Rezensenten:Der zerbrochene Krug von Jean-Baptiste Greuze, 56x66

" Die Lieb` ist wie ein Wiegenlied, es lullt dich lieblich ein; doch schläfst du kaum, so schweigt das Lied
 und du erwachst allein." (Th.Storm)
Deutlich erkennen wir in diesem Bildnis eines "gefallenen Mädchens" den "erhobenen Zeigefinger", der die moralische Entrüstung des bürgerlichen Publikums des 18. Jahrhunderts wiedergibt.

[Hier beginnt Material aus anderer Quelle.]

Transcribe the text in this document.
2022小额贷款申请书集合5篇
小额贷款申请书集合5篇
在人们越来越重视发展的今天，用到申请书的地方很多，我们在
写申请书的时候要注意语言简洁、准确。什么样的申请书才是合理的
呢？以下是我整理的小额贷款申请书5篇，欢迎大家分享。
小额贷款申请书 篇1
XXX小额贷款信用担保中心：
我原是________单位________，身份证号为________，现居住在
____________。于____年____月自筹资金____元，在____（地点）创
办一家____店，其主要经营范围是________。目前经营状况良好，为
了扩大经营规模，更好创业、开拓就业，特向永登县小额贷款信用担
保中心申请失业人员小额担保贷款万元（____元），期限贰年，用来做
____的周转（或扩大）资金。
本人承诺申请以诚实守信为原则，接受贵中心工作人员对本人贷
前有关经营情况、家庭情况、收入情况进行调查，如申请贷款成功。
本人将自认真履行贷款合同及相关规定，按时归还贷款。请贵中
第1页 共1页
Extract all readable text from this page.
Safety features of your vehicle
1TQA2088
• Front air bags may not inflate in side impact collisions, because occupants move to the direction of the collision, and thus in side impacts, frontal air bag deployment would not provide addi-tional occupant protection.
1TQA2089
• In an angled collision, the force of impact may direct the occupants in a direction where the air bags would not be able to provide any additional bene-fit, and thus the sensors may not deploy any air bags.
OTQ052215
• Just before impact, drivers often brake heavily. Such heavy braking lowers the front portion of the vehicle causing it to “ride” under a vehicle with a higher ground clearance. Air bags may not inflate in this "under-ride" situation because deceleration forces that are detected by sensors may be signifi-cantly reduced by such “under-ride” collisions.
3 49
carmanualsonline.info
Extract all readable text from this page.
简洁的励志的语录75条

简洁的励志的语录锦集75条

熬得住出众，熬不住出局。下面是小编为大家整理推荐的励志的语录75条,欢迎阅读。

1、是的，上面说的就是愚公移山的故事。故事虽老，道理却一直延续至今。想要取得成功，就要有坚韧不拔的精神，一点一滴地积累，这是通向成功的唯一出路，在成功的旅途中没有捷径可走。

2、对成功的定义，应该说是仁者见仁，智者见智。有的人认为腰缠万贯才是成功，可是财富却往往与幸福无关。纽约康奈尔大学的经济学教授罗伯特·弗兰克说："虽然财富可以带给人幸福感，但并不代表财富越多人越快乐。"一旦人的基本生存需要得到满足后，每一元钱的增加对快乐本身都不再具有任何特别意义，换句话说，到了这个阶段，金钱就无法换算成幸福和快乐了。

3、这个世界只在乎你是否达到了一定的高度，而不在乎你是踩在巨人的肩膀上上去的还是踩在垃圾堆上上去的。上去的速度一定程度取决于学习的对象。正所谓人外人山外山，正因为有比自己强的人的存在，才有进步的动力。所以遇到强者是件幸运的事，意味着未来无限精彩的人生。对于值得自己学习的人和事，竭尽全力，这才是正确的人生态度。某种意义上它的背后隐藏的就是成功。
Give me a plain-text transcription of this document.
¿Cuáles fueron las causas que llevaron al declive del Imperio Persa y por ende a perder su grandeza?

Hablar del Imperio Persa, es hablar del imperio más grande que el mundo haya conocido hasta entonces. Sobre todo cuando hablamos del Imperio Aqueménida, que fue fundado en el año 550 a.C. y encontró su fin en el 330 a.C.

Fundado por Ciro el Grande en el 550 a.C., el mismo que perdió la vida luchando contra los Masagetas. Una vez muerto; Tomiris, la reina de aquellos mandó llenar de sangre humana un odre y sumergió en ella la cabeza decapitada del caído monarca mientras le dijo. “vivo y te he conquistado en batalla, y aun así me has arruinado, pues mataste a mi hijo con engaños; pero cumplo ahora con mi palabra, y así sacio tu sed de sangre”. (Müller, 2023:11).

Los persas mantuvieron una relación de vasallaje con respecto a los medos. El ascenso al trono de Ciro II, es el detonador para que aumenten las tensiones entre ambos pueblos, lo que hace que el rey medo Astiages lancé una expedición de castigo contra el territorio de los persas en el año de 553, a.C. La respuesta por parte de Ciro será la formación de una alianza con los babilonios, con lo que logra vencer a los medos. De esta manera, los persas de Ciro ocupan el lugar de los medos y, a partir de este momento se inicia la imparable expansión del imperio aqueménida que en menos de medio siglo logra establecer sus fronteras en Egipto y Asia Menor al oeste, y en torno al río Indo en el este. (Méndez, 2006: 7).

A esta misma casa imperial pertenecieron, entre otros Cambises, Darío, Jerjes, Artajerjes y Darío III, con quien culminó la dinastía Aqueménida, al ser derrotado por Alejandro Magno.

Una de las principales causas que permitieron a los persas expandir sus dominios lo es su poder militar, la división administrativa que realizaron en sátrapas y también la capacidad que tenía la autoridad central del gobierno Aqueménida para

Es handelt sich um ein Publikum, das gleichzeitig an derartigen Bildern voll versteckter Erotik und einer gewissen Freizügigkeit seinen Gefallen findet.

Für den heutigen Betrachter ist dieses delikat gemalte Bild - beinahe möchte man glauben, dass der Maler für die Not des jungen Mädchens Verständnis zeigt und es bemitleidet - ein Dokument einer vergangenen Moral.

Wenn ein junges Mädchen die Unschuld verloren hatte, dann war das früher eine Schande für die ganze Familie. Selbst wenn es gelang, die Sache zu vertuschen, blieb an dem unglücklichen Kind ein unverzeihlicher Makel hängen.

Noch bis in unser Jahrhundert war stets nur das Mädchen für den " Fehltritt" verantwortlich.

Der Maler deutet das Geschehene schon mit dem Bildtitel "Der zerbrochene Krug" an. Dieser Krug hängt nutzlos am Arm der Unglücklichen. Er vermag das Wasser, das aus dem Löwenmaul des Brunnen plätschert, nicht mehr aufnehmen. Auch die Rosen in der Schürze des Mädchens werden schnell welken.

Dieses Mädchen ist in Wirklichkeit noch ein halbes Kind, das in seiner Unschuld kaum begreift, was ihm widerfahren ist. Erst die prüde Verzweiflung der Erwachsenen wird ihm die Augen öffnen, und erst dann wird dieses Mädchen-Kind seine Unschuld verlieren.